When you submit a story, it passes through the hands of slush readers before it reaches the editors with final say. Many of these slush readers will advance in their careers--and I know for a fact that yes, they remember your name. I just spent a weekend hanging out with a slush reader-turned-editor who remembered our first introduction, a story he rejected from his slush pile two years ago!
So there's the first seed your story plants in a potential network of relationships. Then you have the editors, who will not only be paying you and promoting you, but also shaping your work--and if they're good, sculpting and affecting your relationship with your words. Line edits from a good editor can teach you a lot.
And of course, those editors remember a writer, their work, their professionalism. With any luck they might ask you submit again, to another project, or they might pass along your name to other editors. When you make a good connection with an editor, you connect yourself to everyone that editor knows ... and sometimes that's a very large network indeed.
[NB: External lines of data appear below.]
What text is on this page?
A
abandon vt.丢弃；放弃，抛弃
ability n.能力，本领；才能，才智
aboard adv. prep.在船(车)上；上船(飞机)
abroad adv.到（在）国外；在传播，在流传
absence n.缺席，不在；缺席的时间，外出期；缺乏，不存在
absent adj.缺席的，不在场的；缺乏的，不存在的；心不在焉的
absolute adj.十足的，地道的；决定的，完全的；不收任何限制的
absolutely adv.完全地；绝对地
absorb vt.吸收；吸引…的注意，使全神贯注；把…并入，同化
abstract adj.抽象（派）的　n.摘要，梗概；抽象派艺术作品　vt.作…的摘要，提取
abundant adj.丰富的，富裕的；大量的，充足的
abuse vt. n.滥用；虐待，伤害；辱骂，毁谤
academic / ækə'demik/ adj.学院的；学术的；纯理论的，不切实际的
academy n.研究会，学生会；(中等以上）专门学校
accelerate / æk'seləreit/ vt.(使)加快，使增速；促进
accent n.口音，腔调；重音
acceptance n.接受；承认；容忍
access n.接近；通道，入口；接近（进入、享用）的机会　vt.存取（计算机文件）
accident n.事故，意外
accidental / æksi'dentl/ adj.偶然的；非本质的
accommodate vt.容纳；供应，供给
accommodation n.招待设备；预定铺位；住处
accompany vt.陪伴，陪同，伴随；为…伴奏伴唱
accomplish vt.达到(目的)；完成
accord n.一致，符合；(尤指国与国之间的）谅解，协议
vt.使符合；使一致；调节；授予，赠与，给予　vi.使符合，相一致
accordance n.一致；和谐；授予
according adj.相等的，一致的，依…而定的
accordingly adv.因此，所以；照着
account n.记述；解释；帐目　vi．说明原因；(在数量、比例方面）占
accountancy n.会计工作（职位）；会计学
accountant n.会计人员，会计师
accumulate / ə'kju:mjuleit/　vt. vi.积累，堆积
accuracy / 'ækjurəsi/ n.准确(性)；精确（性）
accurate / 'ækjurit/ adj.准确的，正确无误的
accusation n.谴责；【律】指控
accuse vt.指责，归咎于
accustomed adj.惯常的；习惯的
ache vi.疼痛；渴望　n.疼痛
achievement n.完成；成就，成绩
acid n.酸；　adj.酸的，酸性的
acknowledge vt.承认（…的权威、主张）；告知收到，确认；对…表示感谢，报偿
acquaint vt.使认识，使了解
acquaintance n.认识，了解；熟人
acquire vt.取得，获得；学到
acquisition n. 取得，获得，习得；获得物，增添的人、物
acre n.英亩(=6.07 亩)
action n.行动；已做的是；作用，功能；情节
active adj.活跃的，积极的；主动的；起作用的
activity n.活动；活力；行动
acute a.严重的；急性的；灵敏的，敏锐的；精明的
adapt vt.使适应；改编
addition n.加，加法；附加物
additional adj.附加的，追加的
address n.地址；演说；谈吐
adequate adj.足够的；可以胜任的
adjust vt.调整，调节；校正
But the really wonderful connections you make, the ones that might surprise you with their value, are the connections you'll make with the writers who are published alongside you. A new friend was published in the same small YA magazine I was, and from reading my story, he realized our writing styles were very sympathetic with each other. He asked me to collaborate on a project together that will be really fun. That's an opportunity that wouldn't have existed if I hadn't sold that YA story.
I just yesterday received an invitation to submit to an anthology that came from a ToC-mate who is now editing. (That's the second time this has happened.) I just today received an invitation to a writing retreat that's being organized by a remarkable writer who shared a ToC with me in a very tiny, now defunct erotica market. At World Fantasy, an anthology ToC-mate shared tips about a new market with great rates.
And remember that tiny Canadian anthology with the wee paycheck? Every day, the people who shared the ToC of that anthology write me, email me, share their anthology invitations, share their good news about their promotions within the industry, hang out with me at conventions, and introduce me to their other friends: editors, agents, and novelists I admire in the field.
Let me reiterate: these are opportunities I wouldn't have had if I hadn't sold those stories. Going to conventions and doing volunteer work have certainly helped my career, but the deepest and most helpful connections I've made have come from the editors who've bought my stories and writers who have shared tables of contents with me in magazines and anthologies.
Your writing career will be different from mine. But I think most writers find that they do not become superstars writing short fiction. They find that writing short fiction strengthens their craft and enables them to build a strong network of friends who are at similar stages in their career. The skills developed writing short fiction give writers the muscles they need to pick their way up the rocky slopes of an ascending career. The friends writers make will help them over the roughest terrain--or if you're really lucky, help you cut a switchback here and there.
Story by story, friend by friend, the summit approaches.